Un día, mientras Jesús y san Pedro caminaban por el mundo, se sintieron muy cansados. Hacía un calor canicular, pero a lo largo del trayecto no encontraron ni a un alma caritativa que les ofreciera un vaso de agua, ni algún pequeño riachuelo que les procurara un hilillo de agua. Iban caminando algo desanimados cuando Jesús, que iba delante, vio en el suelo una herradura; se volvió a su discípulo y le dijo:
-Pedro, recoge esa herradura y guárdala.
Pero san Pedro, que tenía un humor de perros, le respondió:
-Ese trozo de hierro no merece el esfuerzo de bajarse a recogerlo. Dejémoslo ahí, Señor.
Como de costumbre, Jesús no hizo ningún comentario; se contentó con bajarse, recoger la herradura e introducirla en su bolsillo. Y se pusieron de nuevo en camino, mudos y silenciosos.
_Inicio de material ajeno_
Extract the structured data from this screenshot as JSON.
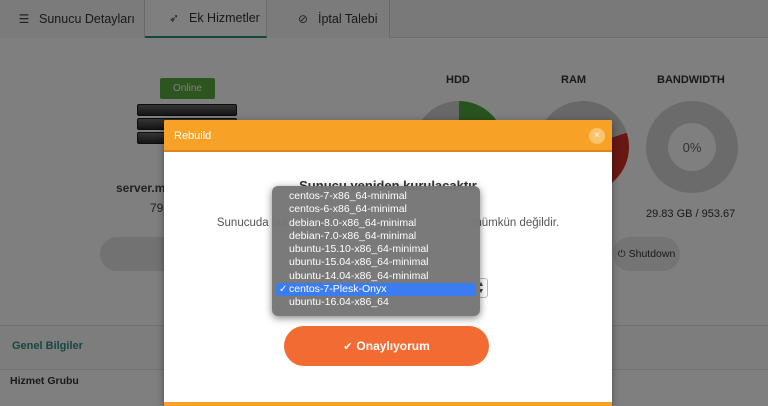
{
  "tabs": [
    {
      "label": "Sunucu Detayları",
      "icon": "server-list-icon"
    },
    {
      "label": "Ek Hizmetler",
      "icon": "rocket-icon"
    },
    {
      "label": "İptal Talebi",
      "icon": "ban-icon"
    }
  ],
  "server": {
    "status": "Online",
    "name": "server.m",
    "ip_partial": "79"
  },
  "metrics": {
    "hdd_title": "HDD",
    "ram_title": "RAM",
    "bandwidth_title": "BANDWIDTH",
    "bandwidth_percent": "0%",
    "bandwidth_usage": "29.83 GB / 953.67"
  },
  "actions": {
    "shutdown_label": "Shutdown"
  },
  "info": {
    "section_title": "Genel Bilgiler",
    "service_group_label": "Hizmet Grubu"
  },
  "modal": {
    "title": "Rebuild",
    "close_icon": "×",
    "heading": "Sunucu yeniden kurulacaktır",
    "text_left": "Sunucuda bul",
    "text_right": "mümkün değildir.",
    "confirm_label": "Onaylıyorum",
    "confirm_icon": "✔"
  },
  "os_select": {
    "selected": "centos-7-Plesk-Onyx",
    "options": [
      "centos-7-x86_64-minimal",
      "centos-6-x86_64-minimal",
      "debian-8.0-x86_64-minimal",
      "debian-7.0-x86_64-minimal",
      "ubuntu-15.10-x86_64-minimal",
      "ubuntu-15.04-x86_64-minimal",
      "ubuntu-14.04-x86_64-minimal",
      "centos-7-Plesk-Onyx",
      "ubuntu-16.04-x86_64"
    ]
  },
  "colors": {
    "accent_teal": "#2a8f83",
    "modal_orange": "#f7a227",
    "button_orange": "#f26b33",
    "online_green": "#5aaa3f",
    "hdd_green": "#52a73d",
    "ram_red": "#d22f27",
    "select_blue": "#3b7df0"
  }
}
Al cabo de algún tiempo encontraron a un herrador que iba en dirección contraria. Durante la parada que hicieron juntos, Jesús entabló conversación con él y en el momento de separarse, Jesús le vendió la herradura que había encontrado.
Prosiguieron su camino y, por casualidad, vieron a un vendedor ambulante que se dirigía al pueblo vecino a vender su fruta. Jesús lo detuvo y, con los cuatro escudos obtenidos por la venta de la herradura, compró media libra de cerezas. Durante todo ese tiempo, san Pedro permanecía en silencio y su malhumor iba empeorando. El calor aumentaba; las gargantas se secaban. Pero san Pedro era el único que tenía sed pues Jesús iba comiéndose las cerezas y el jugo de éstas le refrescaba el paladar. El apóstol, que iba penosamente detrás de él, miraba al Salvador con envidia, pero como las cerezas habían sido compradas con lo obtenido en la venta de la herradura que él no había querido recoger, no se atrevía a pedirle a Jesús su parte del festín. Éste, de forma disimulada dejaba caer de vez en cuando una cereza y san Pedro se bajaba con avidez para recogerla y llevársela a la boca sedienta. Cuando ya no quedaron más cerezas, Jesús se volvió hacia su discípulo y le dijo:
-Ya ves, Pedro, no se debe desdeñar nada en este mundo, ni siquiera lo que nos parece mezquino y desprovisto de valor. Por no haber querido bajarte una vez para recoger la herradura, has tenido que bajarte otras muchas para recoger las cerezas que yo he ido dejando caer al suelo. Esto te enseñará, Pedro, a no despreciar nada ni a nadie.
San Pedro no encontró nada que decir; bajó la cabeza y prosiguió humildemente el camino detrás de su Señor.